The splitting of rhodopsin is accompanied by the formation of other chemicals called retinals, and during this splitting process a signal is sent down the optic nerve to the brain, registering the detection of light. (Retinal is created from vitamin A, and so people with a diet lacking in vitamin A frequently suffer from night blindness.)

A molecule of rhodopsin (rainbow-coloured) embedded in a lipid bilayer.
A (black) retinal molecule is bound within the rhodopsin.

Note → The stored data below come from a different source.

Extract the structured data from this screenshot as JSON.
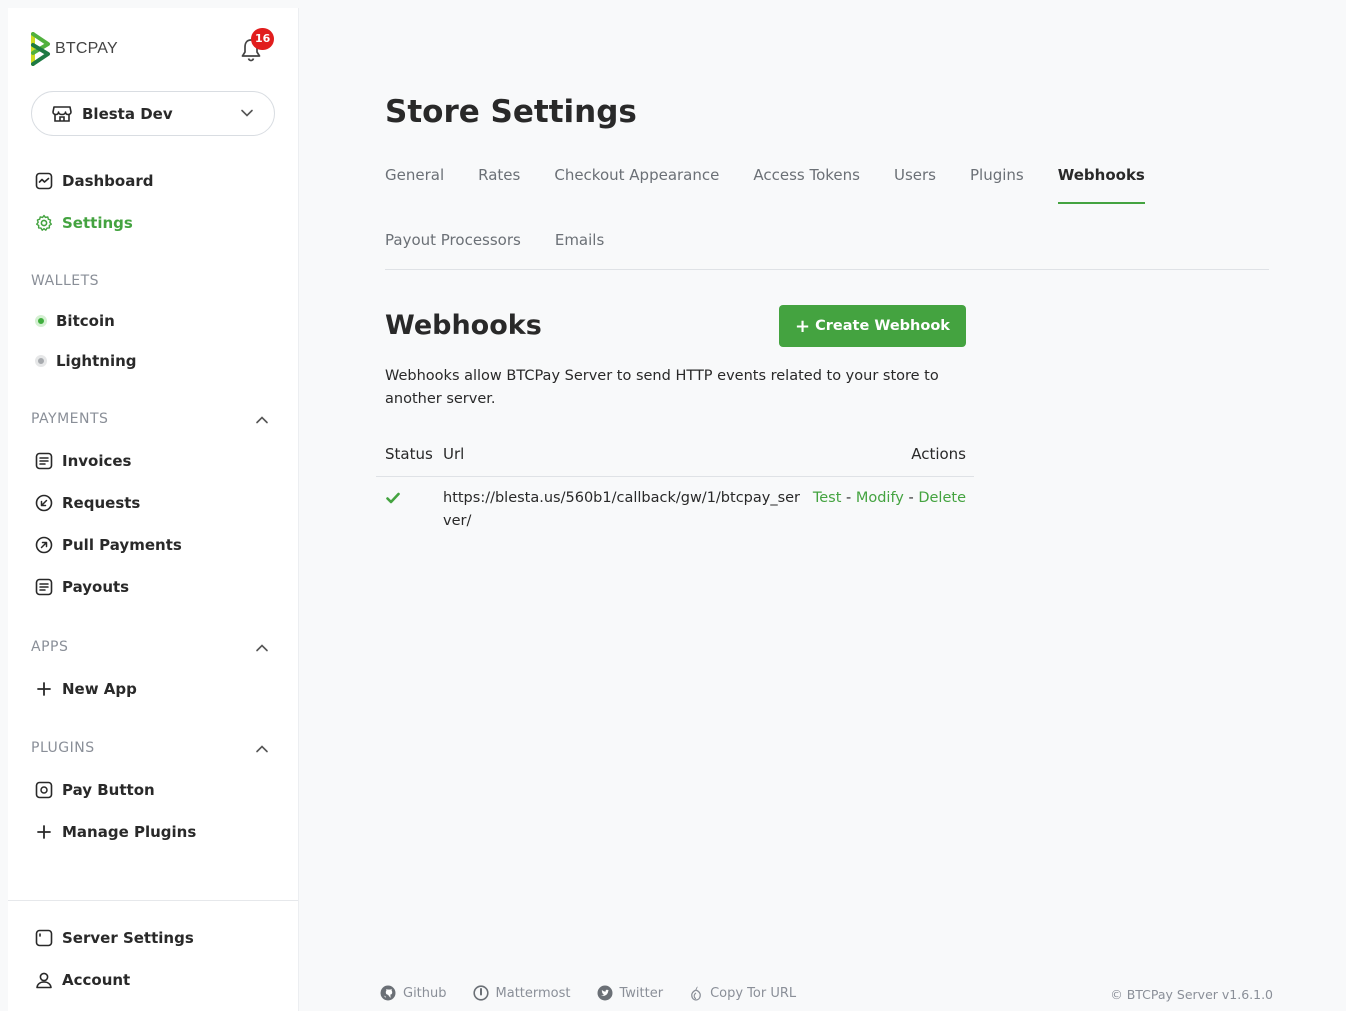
{
  "brand": {
    "name": "BTCPAY",
    "notification_count": "16"
  },
  "store": {
    "name": "Blesta Dev"
  },
  "nav": {
    "dashboard": "Dashboard",
    "settings": "Settings",
    "wallets_label": "WALLETS",
    "bitcoin": "Bitcoin",
    "lightning": "Lightning",
    "payments_label": "PAYMENTS",
    "invoices": "Invoices",
    "requests": "Requests",
    "pull_payments": "Pull Payments",
    "payouts": "Payouts",
    "apps_label": "APPS",
    "new_app": "New App",
    "plugins_label": "PLUGINS",
    "pay_button": "Pay Button",
    "manage_plugins": "Manage Plugins",
    "server_settings": "Server Settings",
    "account": "Account"
  },
  "page": {
    "title": "Store Settings"
  },
  "tabs": [
    {
      "label": "General"
    },
    {
      "label": "Rates"
    },
    {
      "label": "Checkout Appearance"
    },
    {
      "label": "Access Tokens"
    },
    {
      "label": "Users"
    },
    {
      "label": "Plugins"
    },
    {
      "label": "Webhooks",
      "active": true
    },
    {
      "label": "Payout Processors"
    },
    {
      "label": "Emails"
    }
  ],
  "webhooks": {
    "title": "Webhooks",
    "create_label": "Create Webhook",
    "description": "Webhooks allow BTCPay Server to send HTTP events related to your store to another server.",
    "columns": {
      "status": "Status",
      "url": "Url",
      "actions": "Actions"
    },
    "rows": [
      {
        "status": "success",
        "url": "https://blesta.us/560b1/callback/gw/1/btcpay_server/",
        "actions": {
          "test": "Test",
          "modify": "Modify",
          "delete": "Delete",
          "separator": "-"
        }
      }
    ]
  },
  "footer": {
    "github": "Github",
    "mattermost": "Mattermost",
    "twitter": "Twitter",
    "tor": "Copy Tor URL",
    "copyright": "© BTCPay Server v1.6.1.0"
  },
  "colors": {
    "accent": "#44a340",
    "badge": "#e11d1d",
    "muted": "#8a8f98"
  }
}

Over time, and at a consistent rate, the opsins and retinals recombine to form rhodopsin. If the eye is exposed to bright light all the rhodopsin splits at once (a process called photobleaching). When subsequently exposed to darkness there is therefore no rhodopsin to split and the eye cannot detect light properly. The person in question must wait for the rhodopsin to naturally recombine over time before proper vision can return, a process that takes between ten and thirty minutes to occur. When fully accustomed to the dark, the eye is between ten thousand and a million times more sensitive to light than previously.

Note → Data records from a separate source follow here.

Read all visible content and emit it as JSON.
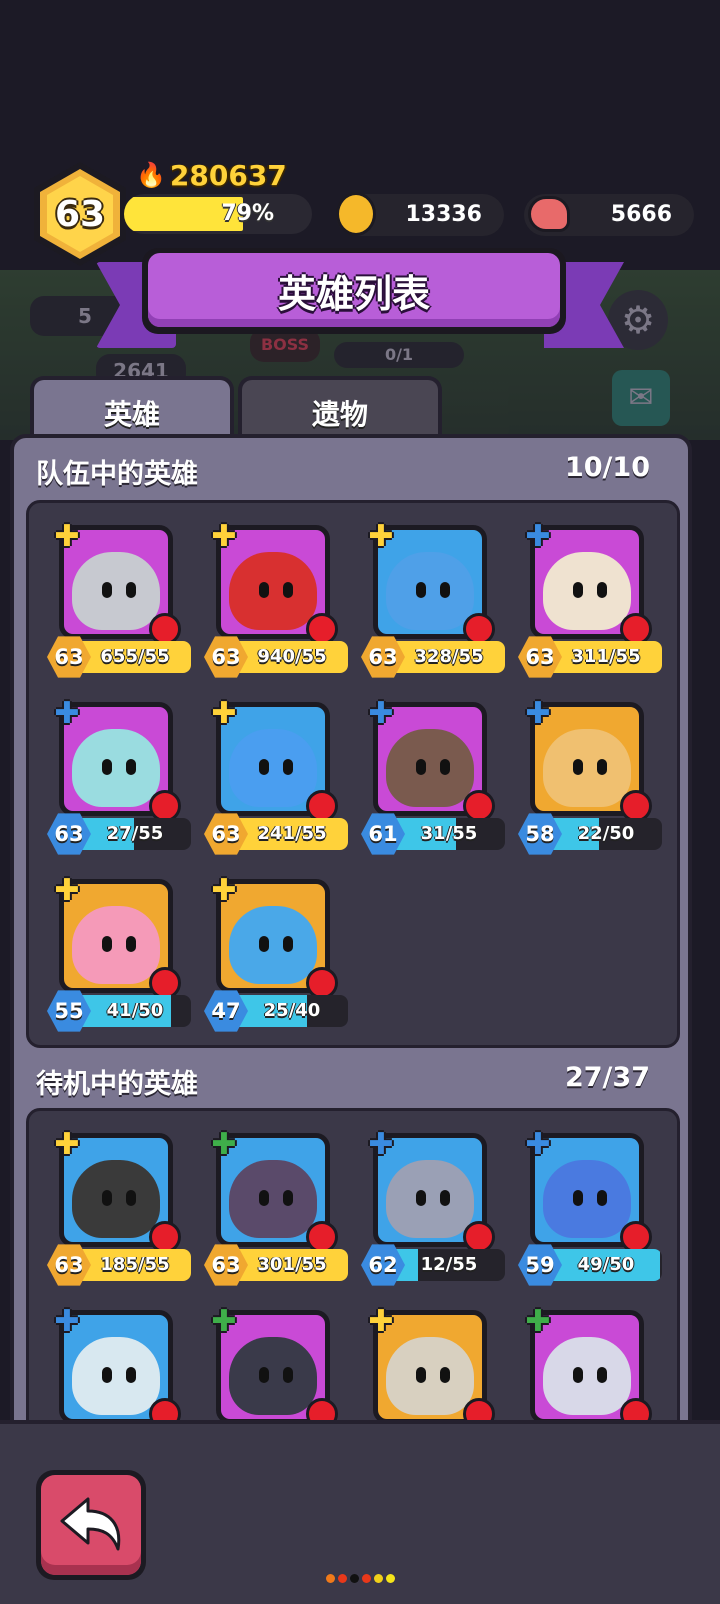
{
  "player": {
    "level": "63",
    "power": "280637",
    "xp_percent": "79%",
    "xp_fraction": 0.79
  },
  "resources": {
    "gold": "13336",
    "meat": "5666"
  },
  "title": "英雄列表",
  "background": {
    "meat_partial": "5",
    "score_partial": "2641",
    "boss": "BOSS",
    "progress": "0/1"
  },
  "tabs": [
    {
      "label": "英雄",
      "active": true
    },
    {
      "label": "遗物",
      "active": false
    }
  ],
  "team": {
    "title": "队伍中的英雄",
    "count": "10/10",
    "heroes": [
      {
        "level": "63",
        "progress": "655/55",
        "fill": 1.0,
        "style": "gold",
        "badge": "gold"
      },
      {
        "level": "63",
        "progress": "940/55",
        "fill": 1.0,
        "style": "gold",
        "badge": "gold"
      },
      {
        "level": "63",
        "progress": "328/55",
        "fill": 1.0,
        "style": "gold",
        "badge": "gold"
      },
      {
        "level": "63",
        "progress": "311/55",
        "fill": 1.0,
        "style": "gold",
        "badge": "blue"
      },
      {
        "level": "63",
        "progress": "27/55",
        "fill": 0.49,
        "style": "blue",
        "badge": "blue"
      },
      {
        "level": "63",
        "progress": "241/55",
        "fill": 1.0,
        "style": "gold",
        "badge": "gold"
      },
      {
        "level": "61",
        "progress": "31/55",
        "fill": 0.56,
        "style": "blue",
        "badge": "blue"
      },
      {
        "level": "58",
        "progress": "22/50",
        "fill": 0.44,
        "style": "blue",
        "badge": "blue"
      },
      {
        "level": "55",
        "progress": "41/50",
        "fill": 0.82,
        "style": "blue",
        "badge": "gold"
      },
      {
        "level": "47",
        "progress": "25/40",
        "fill": 0.63,
        "style": "blue",
        "badge": "gold"
      }
    ]
  },
  "standby": {
    "title": "待机中的英雄",
    "count": "27/37",
    "heroes": [
      {
        "level": "63",
        "progress": "185/55",
        "fill": 1.0,
        "style": "gold",
        "badge": "gold"
      },
      {
        "level": "63",
        "progress": "301/55",
        "fill": 1.0,
        "style": "gold",
        "badge": "green"
      },
      {
        "level": "62",
        "progress": "12/55",
        "fill": 0.22,
        "style": "blue",
        "badge": "blue"
      },
      {
        "level": "59",
        "progress": "49/50",
        "fill": 0.98,
        "style": "blue",
        "badge": "blue"
      },
      {
        "badge": "blue"
      },
      {
        "badge": "green"
      },
      {
        "badge": "gold"
      },
      {
        "badge": "green"
      }
    ]
  },
  "colors": {
    "accent_purple": "#b85ed8",
    "gold": "#ffd23a",
    "blue": "#3ec6e8",
    "panel": "#7a7590"
  }
}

The rhodopsin in human eyes is less-sensitive to red light than to other colours and therefore night vision is not particularly effected by red light. This is why red light is used in darkrooms and in aircraft before night-time parachute jumps.

Human eyes, unlike the eyes of many animals, do not have the tapetum lucidum which gives those animals superior night vision. The tapetum lucidum sits behind the retina and acts like a mirror, reflecting back photons of light that were not initially absorbed by the retina, giving the retina a “second chance” to detect the light. This improves their night vision and is what gives rise to the phenomenon of “eyeshine” often seen when taking photographs of animals.

The tapetum lucidum seen in a dissected calf’s eye.

“Eyeshine” is very obvious in this photograph of a raccoon.

* Interestingly, the splitting of rhodopsin into photorhodopsin and retinal seems to be the fastest chemical reaction that has been directly studied.